Compositional modeling of gas-condensate viscosity using ensemble approach

Farzaneh Rezaei; Mohammad Akbari; Yousef Rafiei; Abdolhossein Hemmati-Sarapardeh

doi:10.1038/s41598-023-36122-3

Compositional modeling of gas-condensate viscosity using ensemble approach

Sci Rep. 2023 Jun 14;13(1):9659. doi: 10.1038/s41598-023-36122-3.

Authors

Farzaneh Rezaei¹, Mohammad Akbari², Yousef Rafiei¹, Abdolhossein Hemmati-Sarapardeh^{3

4}

Affiliations

¹ Department of Petroleum Engineering, Amirkabir University of Technology, Tehran, Iran.
² Department of Mathematics and Computer Science, Amirkabir University of Technology (Tehran Polytechnic), Tehran, Iran.
³ Department of Petroleum Engineering, Shahid Bahonar University of Kerman, Kerman, Iran. hemmati@uk.ac.ir.
⁴ State Key Laboratory of Petroleum Resources and Prospecting, China University of Petroleum (Beijing), Beijing, China. hemmati@uk.ac.ir.

Abstract

In gas-condensate reservoirs, liquid dropout occurs by reducing the pressure below the dew point pressure in the area near the wellbore. Estimation of production rate in these reservoirs is important. This goal is possible if the amount of viscosity of the liquids released below the dew point is available. In this study, the most comprehensive database related to the viscosity of gas condensate, including 1370 laboratory data was used. Several intelligent techniques, including Ensemble methods, support vector regression (SVR), K-nearest neighbors (KNN), Radial basis function (RBF), and Multilayer Perceptron (MLP) optimized by Bayesian Regularization and Levenberg-Marquardt were applied for modeling. In models presented in the literature, one of the input parameters for the development of the models is solution gas oil ratio (Rs). Measuring Rs in wellhead requires special equipment and is somewhat difficult. Also, measuring this parameter in the laboratory requires spending time and money. According to the mentioned cases, in this research, unlike the research done in the literature, Rs parameter was not used to develop the models.

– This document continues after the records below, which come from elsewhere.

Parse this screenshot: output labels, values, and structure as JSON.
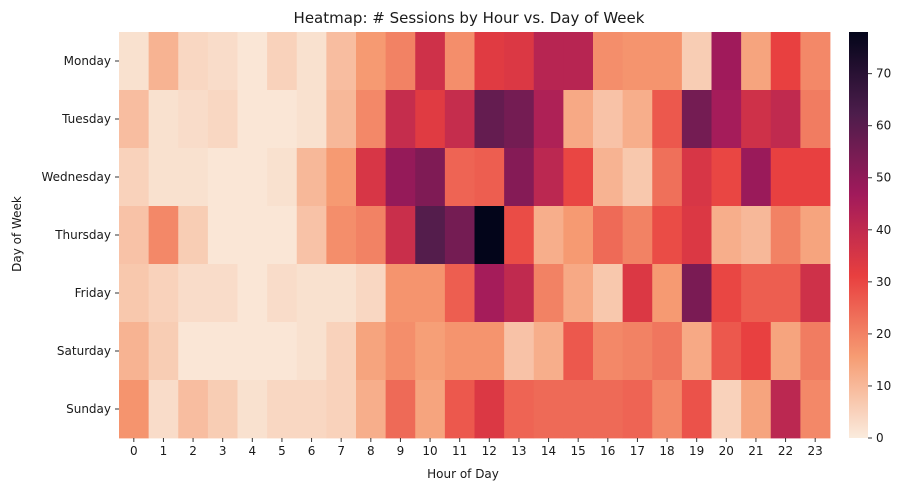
{
  "chart_data": {
    "type": "heatmap",
    "title": "Heatmap: # Sessions by Hour vs. Day of Week",
    "xlabel": "Hour of Day",
    "ylabel": "Day of Week",
    "x": [
      "0",
      "1",
      "2",
      "3",
      "4",
      "5",
      "6",
      "7",
      "8",
      "9",
      "10",
      "11",
      "12",
      "13",
      "14",
      "15",
      "16",
      "17",
      "18",
      "19",
      "20",
      "21",
      "22",
      "23"
    ],
    "y": [
      "Monday",
      "Tuesday",
      "Wednesday",
      "Thursday",
      "Friday",
      "Saturday",
      "Sunday"
    ],
    "values": [
      [
        2,
        11,
        4,
        3,
        1,
        5,
        2,
        9,
        16,
        20,
        37,
        18,
        33,
        34,
        42,
        42,
        18,
        17,
        17,
        6,
        47,
        14,
        31,
        19
      ],
      [
        9,
        2,
        3,
        4,
        1,
        1,
        2,
        10,
        19,
        39,
        33,
        39,
        58,
        55,
        44,
        13,
        8,
        12,
        27,
        55,
        46,
        37,
        40,
        21
      ],
      [
        5,
        2,
        2,
        1,
        1,
        2,
        10,
        16,
        35,
        49,
        53,
        25,
        26,
        52,
        41,
        30,
        11,
        7,
        23,
        35,
        30,
        48,
        31,
        31
      ],
      [
        8,
        19,
        6,
        1,
        1,
        1,
        8,
        18,
        20,
        38,
        61,
        55,
        78,
        29,
        12,
        16,
        24,
        20,
        29,
        34,
        12,
        10,
        20,
        14
      ],
      [
        7,
        5,
        3,
        3,
        1,
        3,
        2,
        2,
        4,
        17,
        17,
        26,
        46,
        40,
        20,
        13,
        7,
        34,
        16,
        54,
        30,
        26,
        26,
        37
      ],
      [
        11,
        6,
        1,
        1,
        1,
        1,
        2,
        5,
        14,
        18,
        15,
        17,
        17,
        8,
        12,
        27,
        19,
        20,
        22,
        13,
        27,
        31,
        14,
        21
      ],
      [
        17,
        3,
        9,
        6,
        2,
        4,
        4,
        5,
        12,
        24,
        14,
        27,
        34,
        25,
        24,
        24,
        24,
        25,
        19,
        28,
        5,
        14,
        41,
        19
      ]
    ],
    "colorbar": {
      "min": 0,
      "max": 78,
      "ticks": [
        0,
        10,
        20,
        30,
        40,
        50,
        60,
        70
      ]
    },
    "colormap": [
      "#faebdd",
      "#f69c73",
      "#e83f3f",
      "#a11a5b",
      "#4c1d4b",
      "#03051a"
    ]
  }
}
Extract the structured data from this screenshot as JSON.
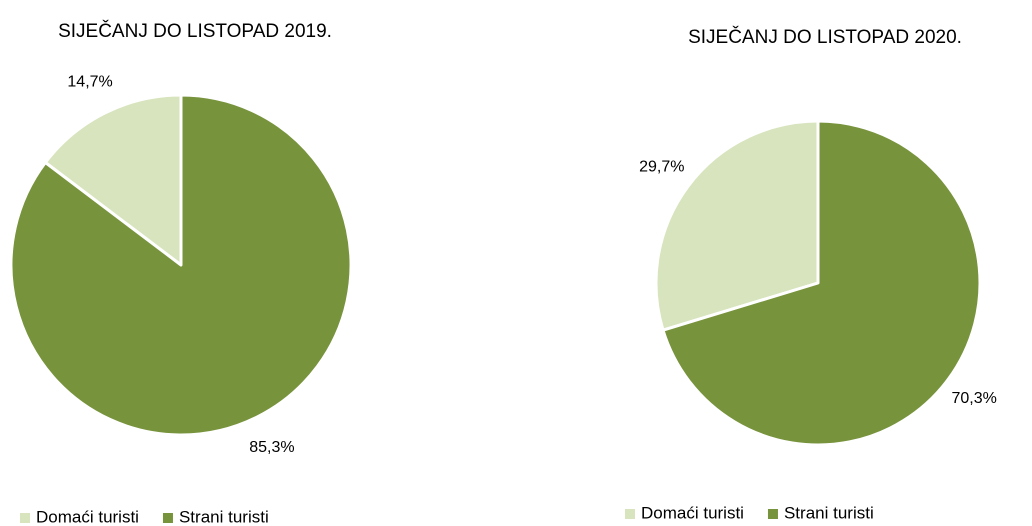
{
  "chart_data": [
    {
      "type": "pie",
      "title": "SIJEČANJ DO LISTOPAD 2019.",
      "categories": [
        "Domaći turisti",
        "Strani turisti"
      ],
      "values": [
        14.7,
        85.3
      ],
      "value_labels": [
        "14,7%",
        "85,3%"
      ],
      "colors": [
        "#d7e4bd",
        "#77933c"
      ]
    },
    {
      "type": "pie",
      "title": "SIJEČANJ DO LISTOPAD 2020.",
      "categories": [
        "Domaći turisti",
        "Strani turisti"
      ],
      "values": [
        29.7,
        70.3
      ],
      "value_labels": [
        "29,7%",
        "70,3%"
      ],
      "colors": [
        "#d7e4bd",
        "#77933c"
      ]
    }
  ]
}
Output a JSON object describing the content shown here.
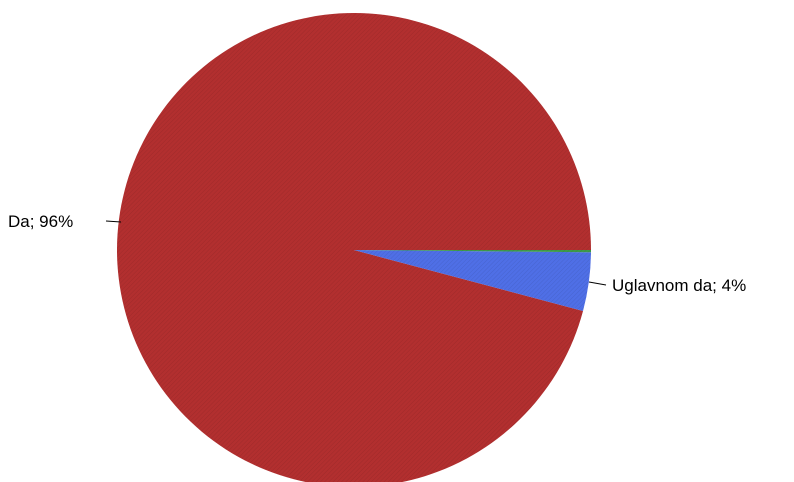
{
  "chart_data": {
    "type": "pie",
    "title": "",
    "slices": [
      {
        "label": "Da; 96%",
        "category": "Da",
        "value": 96,
        "color": "#B22F2F"
      },
      {
        "label": "Uglavnom da; 4%",
        "category": "Uglavnom da",
        "value": 4,
        "color": "#4F6FE6"
      },
      {
        "label": "",
        "category": "",
        "value": 0.15,
        "color": "#3E9A4A"
      }
    ],
    "start_angle_deg": 0,
    "direction": "clockwise",
    "legend": "none"
  }
}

The input parameters for the development of the models presented in this research were temperature, pressure and condensate composition. The data used includes a wide range of temperature and pressure, and the models presented in this research are the most accurate models to date for predicting the condensate viscosity. Using the mentioned intelligent approaches, precise compositional models were presented to predict the viscosity of gas/condensate at different temperatures and pressures for different gas components. Ensemble method with an average absolute percent relative error (AAPRE) of 4.83% was obtained as the most accurate model. Moreover, the AAPRE values for SVR, KNN, MLP-BR, MLP-LM, and RBF models developed in this study are 4.95%, 5.45%, 6.56%, 7.89%, and 10.9%, respectively. Then, the effect of input parameters on the viscosity of the condensate was determined by the relevancy factor using the results of the Ensemble methods. The most negative and positive effects of parameters on the gas condensate viscosity were related to the reservoir temperature and the mole fraction of C₁₁, respectively. Finally, suspicious laboratory data were determined and reported using the leverage technique.